Malgati encaissa le coup peu malin du serviteur – qui avait visé une partie protégée – puis se saisit de l'espadon. Avant que l'archer n'attaque à nouveau en rectifiant son erreur, son buste se détacha du bas de son corps, offrant avec allégresse ses entrailles et recouvrant généreusement la lame de sang.
Des exclamations d'alarme et d'effroi grimpèrent dans les cieux, en même temps que les peureux, dans les arbres. Karkoff, assez téméraire, ne s'était pas réfugié.
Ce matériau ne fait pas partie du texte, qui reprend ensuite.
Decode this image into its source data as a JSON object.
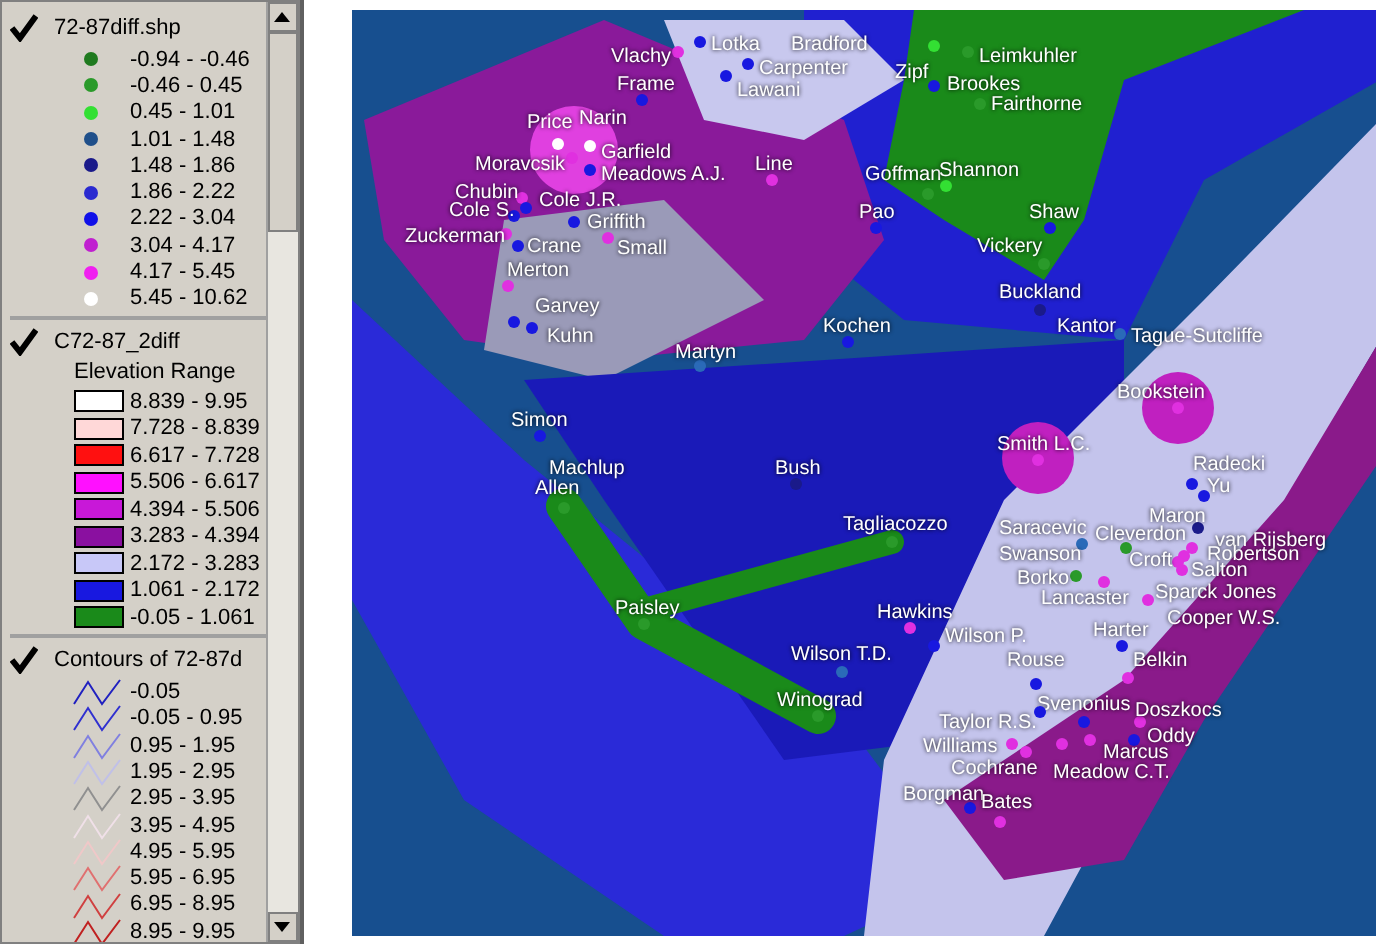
{
  "legend": {
    "layers": [
      {
        "kind": "points",
        "title": "72-87diff.shp",
        "checked": true,
        "items": [
          {
            "label": "-0.94 - -0.46",
            "color": "#1f7a1f"
          },
          {
            "label": "-0.46 - 0.45",
            "color": "#2a9a2a"
          },
          {
            "label": "0.45 - 1.01",
            "color": "#33e033"
          },
          {
            "label": "1.01 - 1.48",
            "color": "#1f4f8a"
          },
          {
            "label": "1.48 - 1.86",
            "color": "#1a1a8a"
          },
          {
            "label": "1.86 - 2.22",
            "color": "#2a2ad0"
          },
          {
            "label": "2.22 - 3.04",
            "color": "#1010e8"
          },
          {
            "label": "3.04 - 4.17",
            "color": "#c020d0"
          },
          {
            "label": "4.17 - 5.45",
            "color": "#f020f0"
          },
          {
            "label": "5.45 - 10.62",
            "color": "#ffffff"
          }
        ]
      },
      {
        "kind": "fills",
        "title": "C72-87_2diff",
        "subtitle": "Elevation Range",
        "checked": true,
        "items": [
          {
            "label": "8.839 - 9.95",
            "color": "#ffffff"
          },
          {
            "label": "7.728 - 8.839",
            "color": "#ffd8d8"
          },
          {
            "label": "6.617 - 7.728",
            "color": "#ff1010"
          },
          {
            "label": "5.506 - 6.617",
            "color": "#ff10ff"
          },
          {
            "label": "4.394 - 5.506",
            "color": "#c818d8"
          },
          {
            "label": "3.283 - 4.394",
            "color": "#8a10a0"
          },
          {
            "label": "2.172 - 3.283",
            "color": "#c8c8f8"
          },
          {
            "label": "1.061 - 2.172",
            "color": "#1818e0"
          },
          {
            "label": "-0.05 - 1.061",
            "color": "#1a8a1a"
          }
        ]
      },
      {
        "kind": "lines",
        "title": "Contours of 72-87d",
        "checked": true,
        "items": [
          {
            "label": "-0.05",
            "color": "#2020c0"
          },
          {
            "label": "-0.05 - 0.95",
            "color": "#3030d0"
          },
          {
            "label": "0.95 - 1.95",
            "color": "#8080e0"
          },
          {
            "label": "1.95 - 2.95",
            "color": "#c0c0e8"
          },
          {
            "label": "2.95 - 3.95",
            "color": "#909090"
          },
          {
            "label": "3.95 - 4.95",
            "color": "#f0e0e8"
          },
          {
            "label": "4.95 - 5.95",
            "color": "#f0c8c8"
          },
          {
            "label": "5.95 - 6.95",
            "color": "#e07070"
          },
          {
            "label": "6.95 - 8.95",
            "color": "#d04040"
          },
          {
            "label": "8.95 - 9.95",
            "color": "#c02020"
          }
        ]
      }
    ]
  },
  "map": {
    "points": [
      {
        "label": "Lotka",
        "color": "#1818e0"
      },
      {
        "label": "Bradford"
      },
      {
        "label": "Vlachy",
        "color": "#e030e0"
      },
      {
        "label": "Leimkuhler",
        "color": "#2a9a2a"
      },
      {
        "label": "Carpenter",
        "color": "#1818e0"
      },
      {
        "label": "Zipf",
        "color": "#33e033"
      },
      {
        "label": "Frame",
        "color": "#1818e0"
      },
      {
        "label": "Lawani",
        "color": "#1818e0"
      },
      {
        "label": "Brookes",
        "color": "#1818e0"
      },
      {
        "label": "Fairthorne",
        "color": "#2a9a2a"
      },
      {
        "label": "Price",
        "color": "#ffffff"
      },
      {
        "label": "Narin",
        "color": "#ffffff"
      },
      {
        "label": "Garfield"
      },
      {
        "label": "Moravcsik",
        "color": "#e030e0"
      },
      {
        "label": "Line",
        "color": "#e030e0"
      },
      {
        "label": "Meadows A.J.",
        "color": "#1818e0"
      },
      {
        "label": "Goffman",
        "color": "#2a9a2a"
      },
      {
        "label": "Shannon",
        "color": "#33e033"
      },
      {
        "label": "Chubin",
        "color": "#e030e0"
      },
      {
        "label": "Cole S.",
        "color": "#1818e0"
      },
      {
        "label": "Cole J.R.",
        "color": "#1818e0"
      },
      {
        "label": "Pao",
        "color": "#1818e0"
      },
      {
        "label": "Shaw",
        "color": "#1818e0"
      },
      {
        "label": "Griffith",
        "color": "#1818e0"
      },
      {
        "label": "Zuckerman",
        "color": "#e030e0"
      },
      {
        "label": "Crane",
        "color": "#1818e0"
      },
      {
        "label": "Small",
        "color": "#e030e0"
      },
      {
        "label": "Vickery",
        "color": "#2a9a2a"
      },
      {
        "label": "Merton",
        "color": "#e030e0"
      },
      {
        "label": "Buckland",
        "color": "#1a1a8a"
      },
      {
        "label": "Garvey",
        "color": "#1818e0"
      },
      {
        "label": "Kuhn",
        "color": "#1818e0"
      },
      {
        "label": "Kochen",
        "color": "#1818e0"
      },
      {
        "label": "Kantor",
        "color": "#2a6ab8"
      },
      {
        "label": "Tague-Sutcliffe"
      },
      {
        "label": "Martyn",
        "color": "#2a6ab8"
      },
      {
        "label": "Bookstein",
        "color": "#e030e0"
      },
      {
        "label": "Simon",
        "color": "#1818e0"
      },
      {
        "label": "Smith L.C.",
        "color": "#e030e0"
      },
      {
        "label": "Machlup"
      },
      {
        "label": "Bush",
        "color": "#1a1a8a"
      },
      {
        "label": "Radecki",
        "color": "#1818e0"
      },
      {
        "label": "Allen",
        "color": "#2a9a2a"
      },
      {
        "label": "Yu",
        "color": "#1818e0"
      },
      {
        "label": "Maron",
        "color": "#1a1a8a"
      },
      {
        "label": "Tagliacozzo",
        "color": "#2a9a2a"
      },
      {
        "label": "Saracevic",
        "color": "#2a6ab8"
      },
      {
        "label": "Cleverdon",
        "color": "#2a9a2a"
      },
      {
        "label": "van Rijsberg",
        "color": "#e030e0"
      },
      {
        "label": "Swanson"
      },
      {
        "label": "Croft",
        "color": "#e030e0"
      },
      {
        "label": "Robertson",
        "color": "#e030e0"
      },
      {
        "label": "Salton",
        "color": "#e030e0"
      },
      {
        "label": "Borko",
        "color": "#2a9a2a"
      },
      {
        "label": "Paisley",
        "color": "#2a9a2a"
      },
      {
        "label": "Lancaster",
        "color": "#e030e0"
      },
      {
        "label": "Sparck Jones",
        "color": "#e030e0"
      },
      {
        "label": "Hawkins",
        "color": "#e030e0"
      },
      {
        "label": "Cooper W.S."
      },
      {
        "label": "Wilson P.",
        "color": "#1818e0"
      },
      {
        "label": "Harter",
        "color": "#1818e0"
      },
      {
        "label": "Wilson T.D.",
        "color": "#2a6ab8"
      },
      {
        "label": "Rouse",
        "color": "#1818e0"
      },
      {
        "label": "Belkin",
        "color": "#e030e0"
      },
      {
        "label": "Winograd",
        "color": "#2a9a2a"
      },
      {
        "label": "Svenonius",
        "color": "#1818e0"
      },
      {
        "label": "Doszkocs",
        "color": "#e030e0"
      },
      {
        "label": "Taylor R.S.",
        "color": "#1818e0"
      },
      {
        "label": "Oddy",
        "color": "#1818e0"
      },
      {
        "label": "Williams",
        "color": "#e030e0"
      },
      {
        "label": "Marcus",
        "color": "#e030e0"
      },
      {
        "label": "Cochrane",
        "color": "#e030e0"
      },
      {
        "label": "Meadow C.T.",
        "color": "#e030e0"
      },
      {
        "label": "Borgman",
        "color": "#1818e0"
      },
      {
        "label": "Bates",
        "color": "#e030e0"
      }
    ]
  }
}
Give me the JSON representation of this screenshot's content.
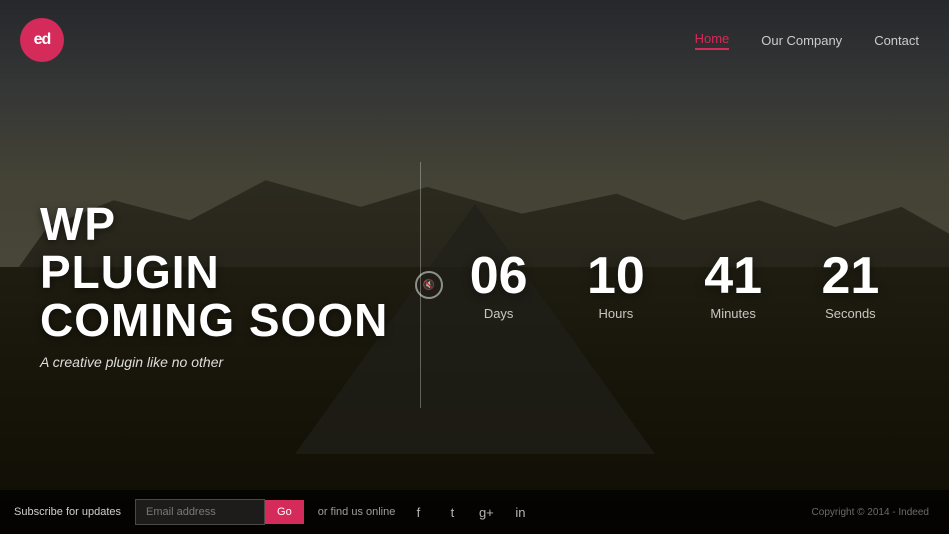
{
  "logo": {
    "text": "ed"
  },
  "nav": {
    "items": [
      {
        "label": "Home",
        "active": true
      },
      {
        "label": "Our Company",
        "active": false
      },
      {
        "label": "Contact",
        "active": false
      }
    ]
  },
  "hero": {
    "line1": "WP",
    "line2": "PLUGIN",
    "line3": "COMING SOON",
    "subtitle": "A creative plugin like no other"
  },
  "countdown": {
    "days_number": "06",
    "days_label": "Days",
    "hours_number": "10",
    "hours_label": "Hours",
    "minutes_number": "41",
    "minutes_label": "Minutes",
    "seconds_number": "21",
    "seconds_label": "Seconds"
  },
  "footer": {
    "subscribe_label": "Subscribe for updates",
    "email_placeholder": "Email address",
    "go_button": "Go",
    "find_us_label": "or find us online",
    "social": {
      "facebook": "f",
      "twitter": "t",
      "gplus": "g+",
      "linkedin": "in"
    },
    "copyright": "Copyright © 2014 - Indeed"
  }
}
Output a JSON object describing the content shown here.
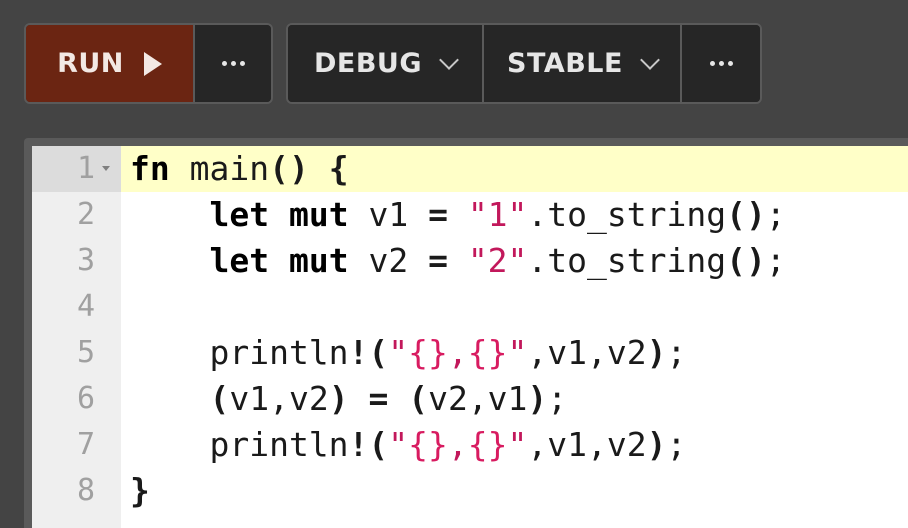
{
  "toolbar": {
    "run_label": "RUN",
    "run_icon": "play-icon",
    "more_icon": "ellipsis-icon",
    "debug_label": "DEBUG",
    "stable_label": "STABLE",
    "dropdown_icon": "chevron-down-icon",
    "colors": {
      "run_bg": "#6b2512",
      "button_bg": "#262626",
      "page_bg": "#444444"
    }
  },
  "editor": {
    "active_line": 1,
    "active_line_color": "#ffffc8",
    "lines": [
      {
        "number": "1",
        "text": "fn main() {"
      },
      {
        "number": "2",
        "text": "    let mut v1 = \"1\".to_string();"
      },
      {
        "number": "3",
        "text": "    let mut v2 = \"2\".to_string();"
      },
      {
        "number": "4",
        "text": ""
      },
      {
        "number": "5",
        "text": "    println!(\"{},{}\",v1,v2);"
      },
      {
        "number": "6",
        "text": "    (v1,v2) = (v2,v1);"
      },
      {
        "number": "7",
        "text": "    println!(\"{},{}\",v1,v2);"
      },
      {
        "number": "8",
        "text": "}"
      }
    ]
  }
}
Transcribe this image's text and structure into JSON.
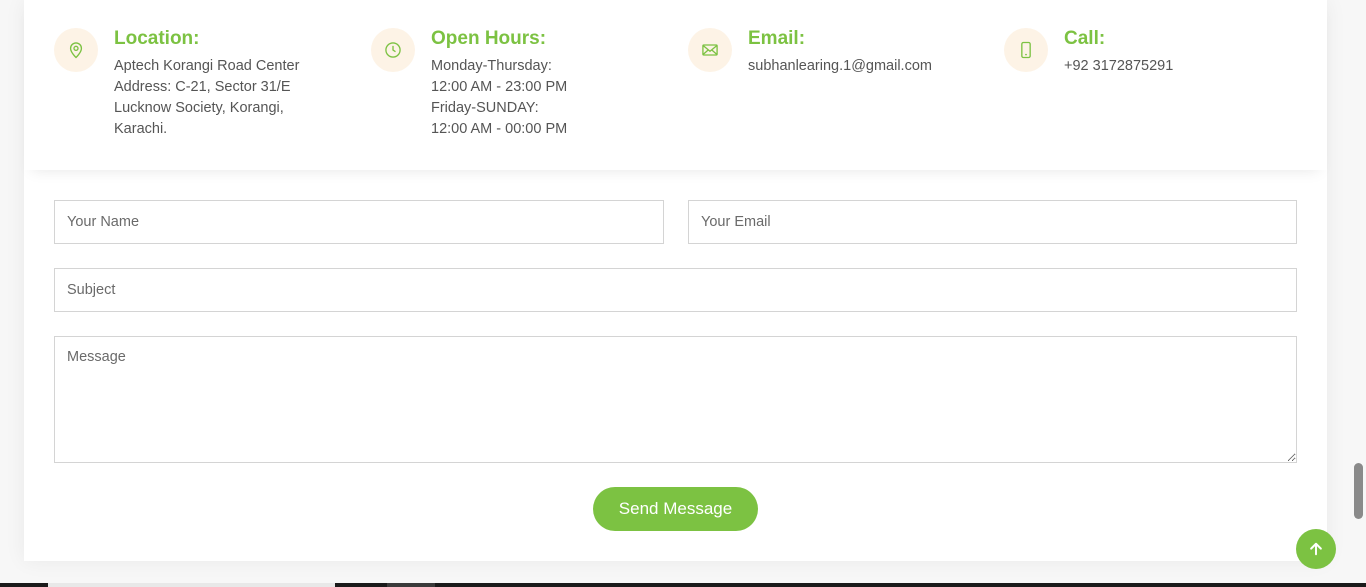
{
  "info": {
    "location": {
      "icon": "map-pin-icon",
      "title": "Location:",
      "lines": [
        "Aptech Korangi Road Center",
        "Address: C-21, Sector 31/E",
        "Lucknow Society, Korangi,",
        "Karachi."
      ]
    },
    "hours": {
      "icon": "clock-icon",
      "title": "Open Hours:",
      "lines": [
        "Monday-Thursday:",
        "12:00 AM - 23:00 PM",
        "Friday-SUNDAY:",
        "12:00 AM - 00:00 PM"
      ]
    },
    "email": {
      "icon": "envelope-icon",
      "title": "Email:",
      "lines": [
        "subhanlearing.1@gmail.com"
      ]
    },
    "call": {
      "icon": "phone-icon",
      "title": "Call:",
      "lines": [
        "+92 3172875291"
      ]
    }
  },
  "form": {
    "name_placeholder": "Your Name",
    "email_placeholder": "Your Email",
    "subject_placeholder": "Subject",
    "message_placeholder": "Message",
    "submit_label": "Send Message"
  },
  "back_to_top": {
    "icon": "arrow-up-icon"
  },
  "colors": {
    "accent": "#7cc242",
    "icon_bg": "#fdf3e6",
    "text": "#555555",
    "border": "#d4d4d4"
  }
}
— Je vous en prie, pardonnez-le ! Il était seul sur cette décision, ne prenez pas mes hommes avec lui !
— Hum... D'accord ! Contre de nouvelles sangles, je veux bien.
Le chef le remercia de sa clémence, mais ne put lui offrir de nouvelles lanières. Lui et quelques-uns de ses hommes s'efforcèrent tout de même de les réparer avec les moyens du bord.
Ayant pleinement profité des circonstances grâce à une ruse qui ne lui ressemblait pas, Malgati s'enfonça dans la forêt, suivant la flèche de sa boussole interdimensionnelle. Il avait récupéré son casque, son épée, son espadon... tout ! Tout, sauf un petit objet qui lui avait échappé et qu'il avait déjà oublié. Karkoff, après avoir enterré les défunts et soigné le blessé aux jambes, le remarqua en marchant dessus. L'objet s'écrasa sous sa semelle et des débris de verre furent projetés. Le nouveau et temporaire chef de la fine fleur des archers s'accroupit pour mieux observer. Cette fiole... Il la reconnaissait... Où l'avait-t-il vu ? ... Mais oui !
Sa voix puissante retentit dans les entrailles de la forêt.
— Changement de programme, personne ne rentre ! Poursuivez cet imposteur !
— Quoi ? demanda Yassnä à vingt mètres de lui. Qui ça ?
— Soucia. Soucia nous a dupé ! Il n'est pas immortel ! Allons l'achever !!